“Automate or die” could be the slogan for building a scalable cloud UC platform. Cloud UC platforms that combine voice, video, mobility, web, contact center, and analytics functionality with data and telco networks can get pretty complicated. Trying to manage a multi-tenant platform spread over multiple data centers and hundreds or thousands of virtual machines is simply not possible without the heavy use of automation. Running a cloud service at scale means you can’t have sys admins running around doing things by hand. Not only will they not be able to get the job done in any reasonable amount of time, but the end product will be rife with manual errors, discrepancies, and supportability issues.
The good news is that there are very good automation tools available these days, much better than existed even five years ago. Some of these tools are open source with strong communities around them. In this post and one that will follow, I will focus on server automation. Virtual servers are the most numerous infrastructure elements in our platform and they are the most complicated in terms of their configuration, so it follows that they are the most important elements to wrap with good automation. I generally stay away from the Chef vs. Puppet vs. CFEngine religious wars people get wrapped up in. To me, it matters much less which tool you choose (we chose Chef), but that you choose a tool which supports four key requirements.
1. A pull- vs. push-based architecture. You want the servers in your environment to pull their configs on a regular basis from a set of distribution servers, instead of trying to push configs from a central point out to your servers. Previously, I worked extensively with a product that had a push-based architecture and I found it much harder to scale that type of architecture as you grow the number of servers under management. You also run into all sorts of issues with simple things like a host being down when you go to push, or not being available when you go to push. Do you then remember to push to the failed host again later? A pull model is much more resilient to these types of failures and naturally scales as you can put more distribution servers in place and load balance inbound requests across them as you grow.
2. A fine-grained configuration vocabulary that can be parameterized.
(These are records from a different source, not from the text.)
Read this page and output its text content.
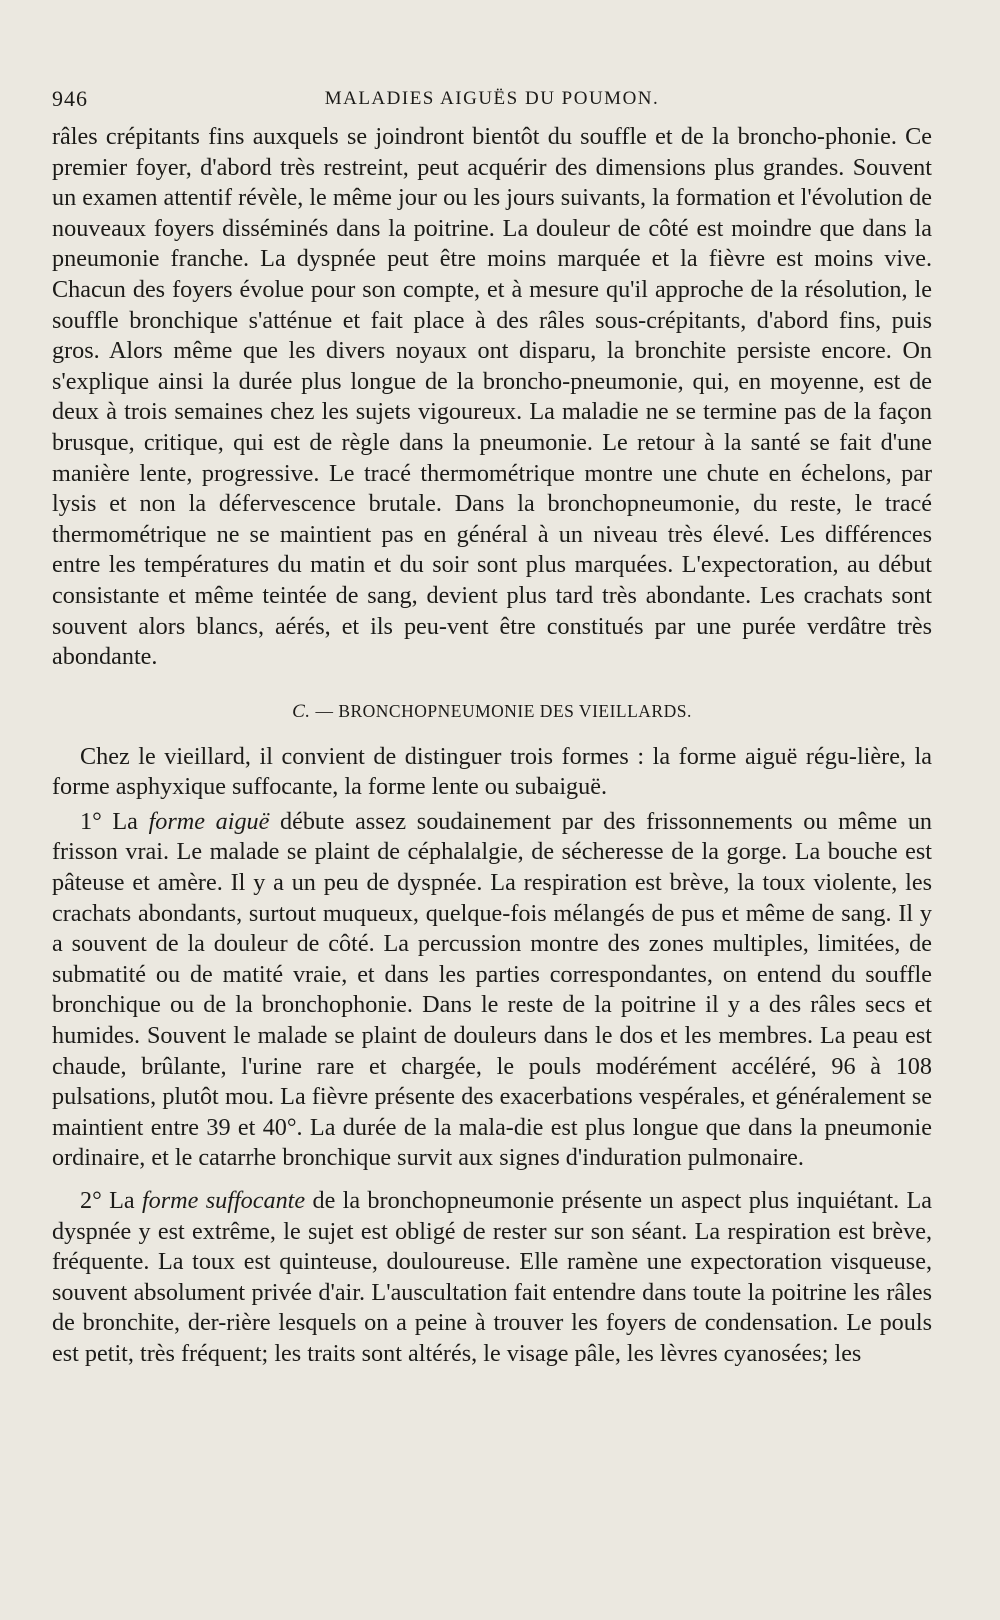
946	MALADIES AIGUËS DU POUMON.

râles crépitants fins auxquels se joindront bientôt du souffle et de la broncho-phonie. Ce premier foyer, d'abord très restreint, peut acquérir des dimensions plus grandes. Souvent un examen attentif révèle, le même jour ou les jours suivants, la formation et l'évolution de nouveaux foyers disséminés dans la poitrine. La douleur de côté est moindre que dans la pneumonie franche. La dyspnée peut être moins marquée et la fièvre est moins vive. Chacun des foyers évolue pour son compte, et à mesure qu'il approche de la résolution, le souffle bronchique s'atténue et fait place à des râles sous-crépitants, d'abord fins, puis gros. Alors même que les divers noyaux ont disparu, la bronchite persiste encore. On s'explique ainsi la durée plus longue de la broncho-pneumonie, qui, en moyenne, est de deux à trois semaines chez les sujets vigoureux. La maladie ne se termine pas de la façon brusque, critique, qui est de règle dans la pneumonie. Le retour à la santé se fait d'une manière lente, progressive. Le tracé thermométrique montre une chute en échelons, par lysis et non la défervescence brutale. Dans la bronchopneumonie, du reste, le tracé thermométrique ne se maintient pas en général à un niveau très élevé. Les différences entre les températures du matin et du soir sont plus marquées. L'expectoration, au début consistante et même teintée de sang, devient plus tard très abondante. Les crachats sont souvent alors blancs, aérés, et ils peu-vent être constitués par une purée verdâtre très abondante.

C. — BRONCHOPNEUMONIE DES VIEILLARDS.

Chez le vieillard, il convient de distinguer trois formes : la forme aiguë régu-lière, la forme asphyxique suffocante, la forme lente ou subaiguë.

1° La forme aiguë débute assez soudainement par des frissonnements ou même un frisson vrai. Le malade se plaint de céphalalgie, de sécheresse de la gorge. La bouche est pâteuse et amère. Il y a un peu de dyspnée. La respiration est brève, la toux violente, les crachats abondants, surtout muqueux, quelque-fois mélangés de pus et même de sang. Il y a souvent de la douleur de côté. La percussion montre des zones multiples, limitées, de submatité ou de matité vraie, et dans les parties correspondantes, on entend du souffle bronchique ou de la bronchophonie. Dans le reste de la poitrine il y a des râles secs et humides. Souvent le malade se plaint de douleurs dans le dos et les membres. La peau est chaude, brûlante, l'urine rare et chargée, le pouls modérément accéléré, 96 à 108 pulsations, plutôt mou. La fièvre présente des exacerbations vespérales, et généralement se maintient entre 39 et 40°. La durée de la mala-die est plus longue que dans la pneumonie ordinaire, et le catarrhe bronchique survit aux signes d'induration pulmonaire.

2° La forme suffocante de la bronchopneumonie présente un aspect plus inquiétant. La dyspnée y est extrême, le sujet est obligé de rester sur son séant. La respiration est brève, fréquente. La toux est quinteuse, douloureuse. Elle ramène une expectoration visqueuse, souvent absolument privée d'air. L'auscultation fait entendre dans toute la poitrine les râles de bronchite, der-rière lesquels on a peine à trouver les foyers de condensation. Le pouls est petit, très fréquent; les traits sont altérés, le visage pâle, les lèvres cyanosées; les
You need to be able to express any type of configuration in the tool, from an entire service configuration down to an individual change within a text-based configuration file. Image-based approaches may be tempting in their simplicity, but will really only work well for initial server provisioning, not for ongoing management of that server, which often requires fine grained change. Further, you need to be able to support variables or parameters that will vary server to server. Otherwise you won’t be able to automate many of the interesting bits of your configuration.
3. Declarative vs. procedural blueprints of your configurations. A lot of people focus on the initial provisioning of a server using, say, a bash script. But then that script and all the knowledge in it can’t be used to manage the server over time, and your servers start drifting from their ideal state as soon as they are provisioned. A declarative approach states what the end goal configuration state should look like on the server, and it’s up to the automation tool to make the changes necessary to achieve that state. It’s a subtle distinction, but it means that you can use a developed blueprint both for initial provisioning of the server, and also on an ongoing basis to keep the configuration from drifting, and to effect change and maintain that server over time.
4. Ability to group your servers in flexible ways and attach blueprints to those groups. Grouping servers according to environment, data center, function, type, version, discovered attributes, etc. is key, as those groups will serve as targets for automation actions. Attaching a set of blueprints to a group of servers should trigger the system to automatically make sure the configuration state described in the blue prints is realized on the target servers. This is how you move from dealing with one server at a time to entire groups or classes of servers. If the group contains five servers or 5000 servers, the human labor is similar.
The obvious benefit we have gotten out of our adoption of a tool like Chef is that our teams are able to manage many more servers than we could before, our environments are more consistent and stable, and our platform is much more responsive, so we can bring new capacity online without a lot of manual labor. Even building out entirely new data centers is vastly easier if you already have blueprints developed for your platform components.
The more subtle benefit is that our internal alignment between development and operations has improved. You will sometimes see this combination of dev and ops around an automation tool like Chef referred to as “devops.” In adopting a devops approach, we have found that the rate at which we are able to release features has dramatically improved. I’ve always maintained that running an effective cloud service means that your dev and ops teams have to be in close alignment. Our use of Chef has been immensely helpful in achieving this goal, and I would recommend it to anyone trying to run a cloud service at scale.